The Michael Gudinski statue

With one finger, the statue of Michael Gudinski outside the Rod Laver Arena points to the sky. A strange gesture – reminiscent of da Vinci’s John the Baptist. However, unlike da Vinci’s Baptist, Gudinski is not recommending the heavens but looking at the stars; he has promoted many music stars.

The Mushroom Group (aka Mushroom Records) founder Gudinski emphasises the ‘Entertainment’ part of the precinct. The mushrooms on the base signify the Mushroom Group that Gudinski founded. Over the years, many of the bands that he represented played in the arena.

The distinction between “Arts” and “Entertainment” is part of the collective consciousness, divided by the Yarra River and built into the city’s fabric. Like the arts precinct on the Southbank, Both have extensive parklands, trains, and trams. Melbourne’s entertainment district is the sports stadiums, which are regularly used for large stadium concerts, on the north bank of the Yarra River.

When I looked, some real dry stems were amidst the bronze mushrooms. The remains of some flowers. Gudinski is still being mourned a little over a year after his death on 2 March 2021. But what will it mean in a couple of decades? Who will recognise him then? Curiously, Gudinski’s name is in stone and, on a bronze plaque on the back of the plinth that gives more details about his life and words “Forever #1”.  As if there was already some uncertainty of him being recognised.

Why does Melbourne need another statue? Celebrating music in bronze appears pointless. The three-dimensional representations of an abstract experience of organised sound seem to contradict Hegelian aesthetics. Rock now shares the money and influence with high-end culture for some odd memorials. That more of Melbourne’s music heroes are celebrated in bronze statues should be no surprise. In my review of the Mushroom Records exhibition at RMIT Gallery in 2014, I wrote, “rock music always wanted to be part of the establishment.”  

It must have been a tight schedule for the Meridian Sculpture Foundry in Fitzroy team to complete the statue, remembering that making a bronze statue is a team effort. The figure was made by Darien Pullen, Meridian’s senior mould maker and wax technician. The casting and coloured patination on the surface of the bronze statue is the work of others. Peter Morley, the founder of Meridian, has created different patinas to make Gudinski’s overcoat darker than his body. This is achieved by gently blow-torching a cocktail of chemicals sprayed onto the sculpture’s surface.

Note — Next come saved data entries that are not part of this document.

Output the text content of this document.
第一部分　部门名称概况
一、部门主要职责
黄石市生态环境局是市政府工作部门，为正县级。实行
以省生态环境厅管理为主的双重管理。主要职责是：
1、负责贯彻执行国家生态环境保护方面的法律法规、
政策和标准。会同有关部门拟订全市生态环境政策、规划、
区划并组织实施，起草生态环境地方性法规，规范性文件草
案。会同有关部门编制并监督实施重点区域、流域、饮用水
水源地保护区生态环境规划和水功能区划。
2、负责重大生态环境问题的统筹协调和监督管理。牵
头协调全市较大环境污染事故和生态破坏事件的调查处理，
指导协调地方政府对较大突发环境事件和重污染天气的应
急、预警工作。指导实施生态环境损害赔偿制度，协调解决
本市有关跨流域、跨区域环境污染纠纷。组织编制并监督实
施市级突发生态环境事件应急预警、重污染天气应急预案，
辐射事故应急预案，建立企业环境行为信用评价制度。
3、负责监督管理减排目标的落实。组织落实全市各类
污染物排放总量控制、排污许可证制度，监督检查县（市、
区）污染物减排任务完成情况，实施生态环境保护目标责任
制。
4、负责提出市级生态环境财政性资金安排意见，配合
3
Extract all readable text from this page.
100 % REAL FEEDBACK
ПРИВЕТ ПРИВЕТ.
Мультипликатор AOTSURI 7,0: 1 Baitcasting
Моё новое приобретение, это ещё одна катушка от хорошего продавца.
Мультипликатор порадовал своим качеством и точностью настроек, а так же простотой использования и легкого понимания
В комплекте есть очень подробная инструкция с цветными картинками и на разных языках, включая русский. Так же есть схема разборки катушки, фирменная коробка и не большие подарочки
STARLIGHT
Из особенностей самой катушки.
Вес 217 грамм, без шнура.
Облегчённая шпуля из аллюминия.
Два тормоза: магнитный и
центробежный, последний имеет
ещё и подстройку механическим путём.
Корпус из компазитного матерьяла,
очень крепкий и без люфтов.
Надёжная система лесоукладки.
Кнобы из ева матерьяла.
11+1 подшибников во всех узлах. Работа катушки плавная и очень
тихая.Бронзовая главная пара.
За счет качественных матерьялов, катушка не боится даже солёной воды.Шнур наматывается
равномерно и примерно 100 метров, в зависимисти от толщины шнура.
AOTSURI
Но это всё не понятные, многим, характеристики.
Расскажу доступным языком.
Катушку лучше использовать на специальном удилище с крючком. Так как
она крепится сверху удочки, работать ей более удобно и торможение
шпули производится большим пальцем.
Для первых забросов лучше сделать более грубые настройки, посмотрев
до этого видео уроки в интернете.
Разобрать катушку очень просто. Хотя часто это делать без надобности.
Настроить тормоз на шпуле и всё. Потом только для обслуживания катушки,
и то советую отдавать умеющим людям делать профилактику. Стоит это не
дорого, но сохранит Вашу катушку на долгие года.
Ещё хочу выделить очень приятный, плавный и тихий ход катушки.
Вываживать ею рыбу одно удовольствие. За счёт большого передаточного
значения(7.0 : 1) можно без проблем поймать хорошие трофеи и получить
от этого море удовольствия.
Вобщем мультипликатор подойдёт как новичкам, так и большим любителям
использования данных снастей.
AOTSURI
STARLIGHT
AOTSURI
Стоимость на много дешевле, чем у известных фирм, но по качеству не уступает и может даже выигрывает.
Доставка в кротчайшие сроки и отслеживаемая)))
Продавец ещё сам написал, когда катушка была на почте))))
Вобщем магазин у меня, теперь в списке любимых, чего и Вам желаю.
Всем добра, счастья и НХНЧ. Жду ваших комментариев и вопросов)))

After Louis Laumen’s sculpture of Molly Meldrum, I’d heard that the next music star in the line for the memorial sculpture was Micheal Hutchins. Laumen’s staid portrait of Meldrum in his cowboy hat holding one of his dogs and his other hand with a thumbs up is the least rocking of Melbourne’s rock tributes. There are also laneway tributes to Bon Scott of AC/DC and Chrissy Amphlett of The Divinyls and a shrine to Elvis in the Melbourne General Cemetery.